Augusta, la compagnia ‘Officina teatrale’ di Piazza porta in scena “Il berretto a sonagli”


AUGUSTA – “Il berretto a sonagli“, commedia in due atti di Luigi Pirandello (premio Nobel 1934), è stata messa in scena lo scorso anno dal regista romano Gabriele Lavia, che indossa i panni di Ciampa, e sta riscuotendo successo in questi mesi nei teatri italiani. Ad Augusta, dopo circa mezzo secolo, sarà proposta sabato 22 e domenica 23 aprile (ore 19,30), dalla compagnia amatoriale locale “Officina teatrale“, diretta da Attilio Piazza, che, ovviamente, rappresenterà Ciampa, nell’auditorium comunale “Giuseppe Amato”, all’interno della cittadella degli studi.
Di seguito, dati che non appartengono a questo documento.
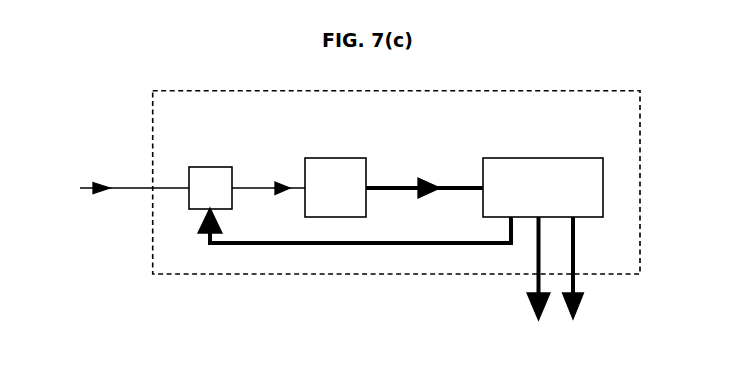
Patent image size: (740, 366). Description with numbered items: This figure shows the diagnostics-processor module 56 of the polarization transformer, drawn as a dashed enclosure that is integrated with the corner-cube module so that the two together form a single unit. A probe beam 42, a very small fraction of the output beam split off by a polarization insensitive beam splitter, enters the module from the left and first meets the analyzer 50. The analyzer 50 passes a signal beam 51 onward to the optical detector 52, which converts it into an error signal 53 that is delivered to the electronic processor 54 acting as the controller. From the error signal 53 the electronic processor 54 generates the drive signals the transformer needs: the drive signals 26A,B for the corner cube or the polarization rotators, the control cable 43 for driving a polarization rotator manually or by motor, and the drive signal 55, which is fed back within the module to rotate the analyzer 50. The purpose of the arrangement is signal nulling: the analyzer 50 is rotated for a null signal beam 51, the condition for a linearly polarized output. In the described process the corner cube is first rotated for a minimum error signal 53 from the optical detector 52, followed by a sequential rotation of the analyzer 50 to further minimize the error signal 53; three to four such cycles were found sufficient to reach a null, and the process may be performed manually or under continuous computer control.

The probe beam 42 is at (115, 188).
The control cable 43 is at (526, 306).
The drive signals 26A,B is at (580, 308).
The analyzer 50 is at (208, 167).
The signal beam 51 is at (273, 185).
The optical detector 52 is at (333, 158).
The error signal 53 is at (441, 184).
The electronic processor 54 is at (541, 158).
The drive signal 55 is at (200, 231).
The diagnostics-processor module 56 is at (641, 168).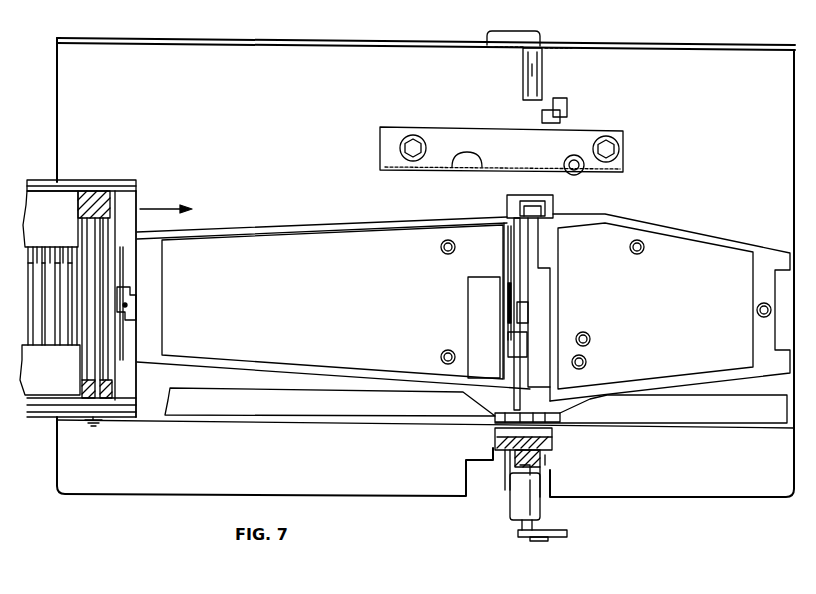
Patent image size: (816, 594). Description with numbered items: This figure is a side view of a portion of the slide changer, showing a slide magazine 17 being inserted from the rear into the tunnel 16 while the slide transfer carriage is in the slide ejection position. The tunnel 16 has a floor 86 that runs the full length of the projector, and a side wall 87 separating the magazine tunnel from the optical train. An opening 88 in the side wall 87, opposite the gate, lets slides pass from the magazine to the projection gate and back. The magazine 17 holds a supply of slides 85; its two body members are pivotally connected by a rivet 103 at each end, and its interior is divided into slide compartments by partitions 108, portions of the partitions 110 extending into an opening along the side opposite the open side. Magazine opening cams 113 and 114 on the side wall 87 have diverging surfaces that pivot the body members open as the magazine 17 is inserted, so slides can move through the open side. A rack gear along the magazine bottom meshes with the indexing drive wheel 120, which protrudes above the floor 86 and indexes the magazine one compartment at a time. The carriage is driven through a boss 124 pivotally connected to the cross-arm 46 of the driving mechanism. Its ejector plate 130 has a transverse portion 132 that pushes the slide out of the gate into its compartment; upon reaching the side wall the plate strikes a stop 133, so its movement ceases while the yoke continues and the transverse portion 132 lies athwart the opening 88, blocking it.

The side wall 87 is at (418, 55).
The slide magazine 17 is at (121, 182).
The partitions 108 is at (80, 205).
The tunnel 16 is at (396, 165).
The opening 88 is at (508, 205).
The slide 85 is at (100, 245).
The ejector plate 130 is at (510, 251).
The rivet 103 is at (135, 303).
The magazine opening cam 113 is at (333, 322).
The magazine opening cam 114 is at (675, 320).
The transverse portion of ejector plate 132 is at (522, 299).
The stop 133 is at (522, 320).
The partitions 110 is at (22, 348).
The floor 86 is at (147, 417).
The indexing drive wheel 120 is at (578, 413).
The boss 124 is at (537, 508).
The cross-arm 46 is at (553, 540).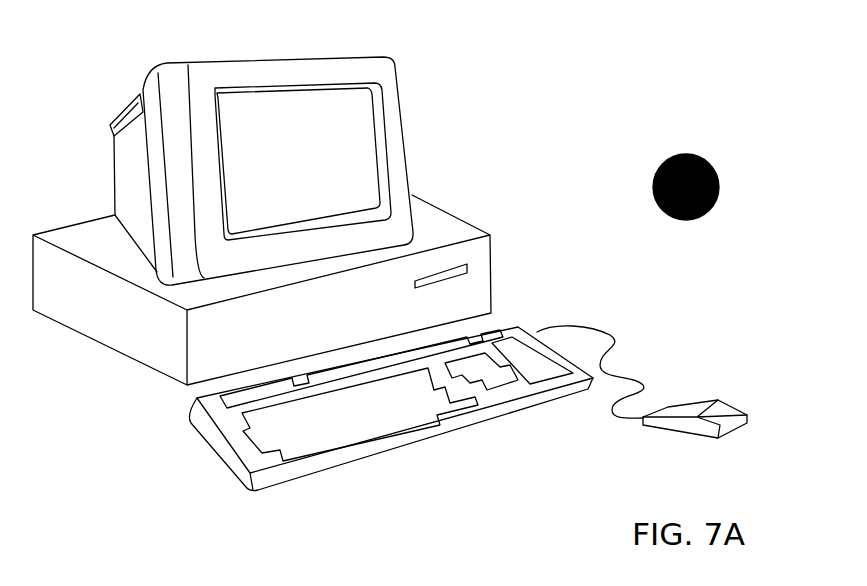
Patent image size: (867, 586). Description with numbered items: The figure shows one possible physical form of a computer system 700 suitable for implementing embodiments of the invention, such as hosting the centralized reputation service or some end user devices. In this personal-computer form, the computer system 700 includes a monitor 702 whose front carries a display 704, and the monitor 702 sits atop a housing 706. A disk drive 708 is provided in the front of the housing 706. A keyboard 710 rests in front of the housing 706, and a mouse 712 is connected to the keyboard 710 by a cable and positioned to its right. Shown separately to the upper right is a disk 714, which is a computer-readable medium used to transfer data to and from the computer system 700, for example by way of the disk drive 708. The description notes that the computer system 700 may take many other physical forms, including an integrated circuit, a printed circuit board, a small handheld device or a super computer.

The computer system 700 is at (604, 42).
The monitor 702 is at (300, 171).
The display 704 is at (368, 122).
The housing 706 is at (293, 310).
The disk drive 708 is at (468, 264).
The keyboard 710 is at (403, 449).
The mouse 712 is at (737, 408).
The disk 714 is at (703, 154).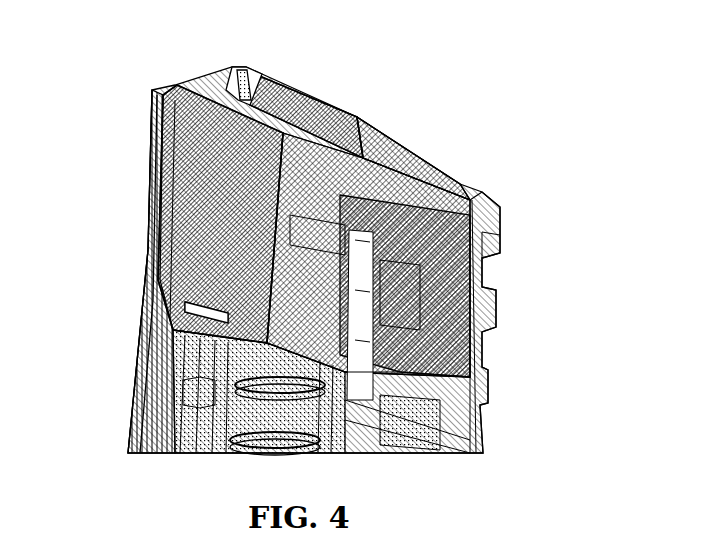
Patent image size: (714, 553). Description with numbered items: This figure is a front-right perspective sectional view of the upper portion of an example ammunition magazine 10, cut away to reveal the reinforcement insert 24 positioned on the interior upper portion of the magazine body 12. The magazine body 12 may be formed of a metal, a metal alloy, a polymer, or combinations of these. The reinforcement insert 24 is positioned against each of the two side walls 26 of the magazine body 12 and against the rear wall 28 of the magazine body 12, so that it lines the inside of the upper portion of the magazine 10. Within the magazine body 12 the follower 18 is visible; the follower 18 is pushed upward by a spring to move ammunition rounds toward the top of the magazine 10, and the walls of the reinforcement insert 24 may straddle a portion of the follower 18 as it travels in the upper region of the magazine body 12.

The ammunition magazine 10 is at (541, 232).
The magazine body 12 is at (163, 405).
The follower 18 is at (433, 200).
The reinforcement insert 24 is at (170, 97).
The side walls 26 is at (373, 135).
The rear wall 28 is at (146, 193).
Fanno parte del cast, oltre a Piazza, che cura anche la regia, Mariacristina Aleo, Rosario Ragusa, Giuseppe Tringali, Mariagrazia Coco, Rita Ranno, Anna Scozzari, Stefania Dibartolo.
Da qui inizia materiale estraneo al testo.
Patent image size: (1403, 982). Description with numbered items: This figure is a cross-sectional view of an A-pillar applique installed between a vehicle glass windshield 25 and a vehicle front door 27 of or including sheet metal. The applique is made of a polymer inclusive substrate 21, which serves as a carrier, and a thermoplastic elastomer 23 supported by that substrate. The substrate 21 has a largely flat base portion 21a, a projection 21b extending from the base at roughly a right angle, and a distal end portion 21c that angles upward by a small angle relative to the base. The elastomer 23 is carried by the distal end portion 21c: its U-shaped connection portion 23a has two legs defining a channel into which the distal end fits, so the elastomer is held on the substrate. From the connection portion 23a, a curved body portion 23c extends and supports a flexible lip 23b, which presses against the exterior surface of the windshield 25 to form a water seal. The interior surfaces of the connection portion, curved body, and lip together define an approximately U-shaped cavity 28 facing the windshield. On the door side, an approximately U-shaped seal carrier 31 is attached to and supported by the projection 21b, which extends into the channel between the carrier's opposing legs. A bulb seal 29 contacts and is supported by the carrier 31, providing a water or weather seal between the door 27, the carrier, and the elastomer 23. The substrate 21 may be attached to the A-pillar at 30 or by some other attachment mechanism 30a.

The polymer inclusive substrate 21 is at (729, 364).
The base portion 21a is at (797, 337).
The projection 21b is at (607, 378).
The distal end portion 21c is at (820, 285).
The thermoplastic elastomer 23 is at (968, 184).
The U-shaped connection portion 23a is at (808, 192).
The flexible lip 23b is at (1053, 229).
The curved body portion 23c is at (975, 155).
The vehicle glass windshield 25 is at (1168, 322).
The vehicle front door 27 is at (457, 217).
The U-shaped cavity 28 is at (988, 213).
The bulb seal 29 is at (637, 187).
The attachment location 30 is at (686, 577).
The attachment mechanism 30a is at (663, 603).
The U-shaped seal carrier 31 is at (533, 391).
Nel 1976 la commedia fu messa in scena al teatro della Marina militare, insistente sull’attuale banchina “Tullio Marcon”, dal “Teatro Gruppo di Augusta” diretto da Giorgio Càsole, anch’egli nei panni di Ciampa. Quest’anno ricorre il centenario della prima messa in scena in lingua italiana, al teatro Morgana di Roma, mentre la prima assoluta, al teatro Nazionale, risale al 1917 ma nella versione originaria in siciliano.
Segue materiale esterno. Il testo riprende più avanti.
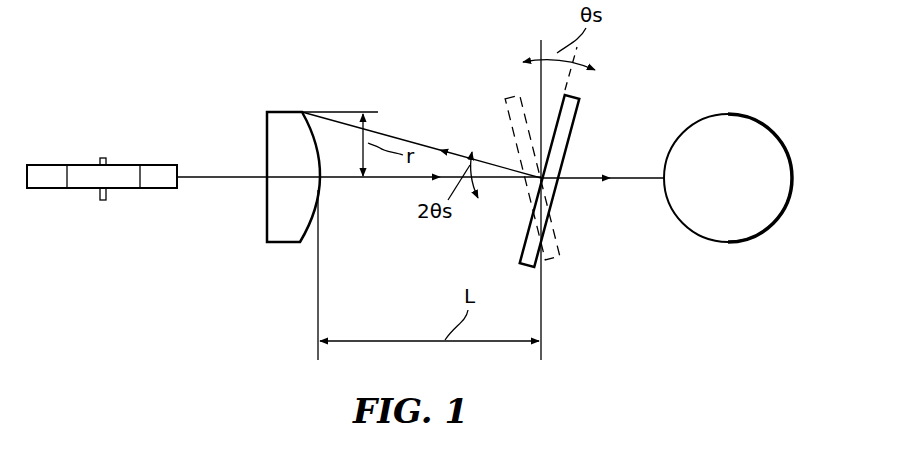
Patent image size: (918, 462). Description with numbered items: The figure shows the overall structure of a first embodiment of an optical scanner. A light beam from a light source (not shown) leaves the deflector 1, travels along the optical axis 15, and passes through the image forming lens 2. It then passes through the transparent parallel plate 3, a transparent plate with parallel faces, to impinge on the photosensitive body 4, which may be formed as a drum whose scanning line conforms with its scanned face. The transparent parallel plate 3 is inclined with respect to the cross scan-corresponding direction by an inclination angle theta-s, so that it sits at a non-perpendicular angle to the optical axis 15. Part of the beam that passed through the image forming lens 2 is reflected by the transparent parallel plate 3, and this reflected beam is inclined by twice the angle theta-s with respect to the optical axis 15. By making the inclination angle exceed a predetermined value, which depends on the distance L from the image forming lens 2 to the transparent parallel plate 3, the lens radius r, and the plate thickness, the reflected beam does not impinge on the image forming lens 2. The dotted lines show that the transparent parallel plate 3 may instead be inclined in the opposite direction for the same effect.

The deflector 1 is at (168, 163).
The optical axis 15 is at (222, 178).
The image forming lens 2 is at (282, 112).
The transparent parallel plate 3 is at (578, 110).
The photosensitive body 4 is at (777, 137).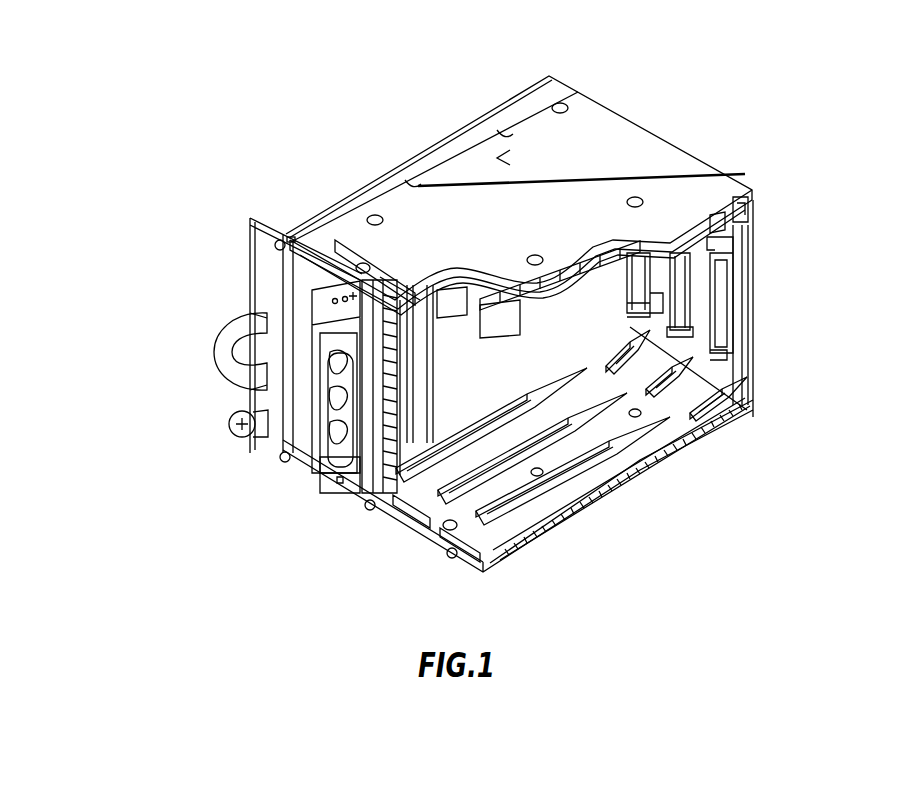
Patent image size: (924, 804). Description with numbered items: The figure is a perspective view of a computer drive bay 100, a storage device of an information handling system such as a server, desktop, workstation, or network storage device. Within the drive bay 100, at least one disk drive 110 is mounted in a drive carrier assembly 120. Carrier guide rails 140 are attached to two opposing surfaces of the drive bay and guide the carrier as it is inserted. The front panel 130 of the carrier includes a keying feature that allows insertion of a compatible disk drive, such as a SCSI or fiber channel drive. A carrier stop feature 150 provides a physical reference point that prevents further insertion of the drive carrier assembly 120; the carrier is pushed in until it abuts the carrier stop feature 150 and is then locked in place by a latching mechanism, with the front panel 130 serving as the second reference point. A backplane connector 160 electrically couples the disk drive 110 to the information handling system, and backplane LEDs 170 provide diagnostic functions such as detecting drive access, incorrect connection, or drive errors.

“Il berretto a sonagli” potrebbe essere definita la commedia delle tre corde. Ne parla esplicitamente il protagonista, l’anziano Ciampa, alla signora Beatrice, moglie del cavalier Fiorìca, professionista di cui Ciampa è contabile. La giovane moglie di Ciampa è l’amante del principale. Ciampa lo sa, Beatrice ne ha il sospetto e vuole cogliere i due in flagranza di adulterio. Chiama il delegato di polizia per attuare il proposito e, per avere più mano libera, fa allontanare Ciampa chiedendogli d’andare a Palermo, con una scusa, proprio il giorno in cui i due amanti saranno beccati.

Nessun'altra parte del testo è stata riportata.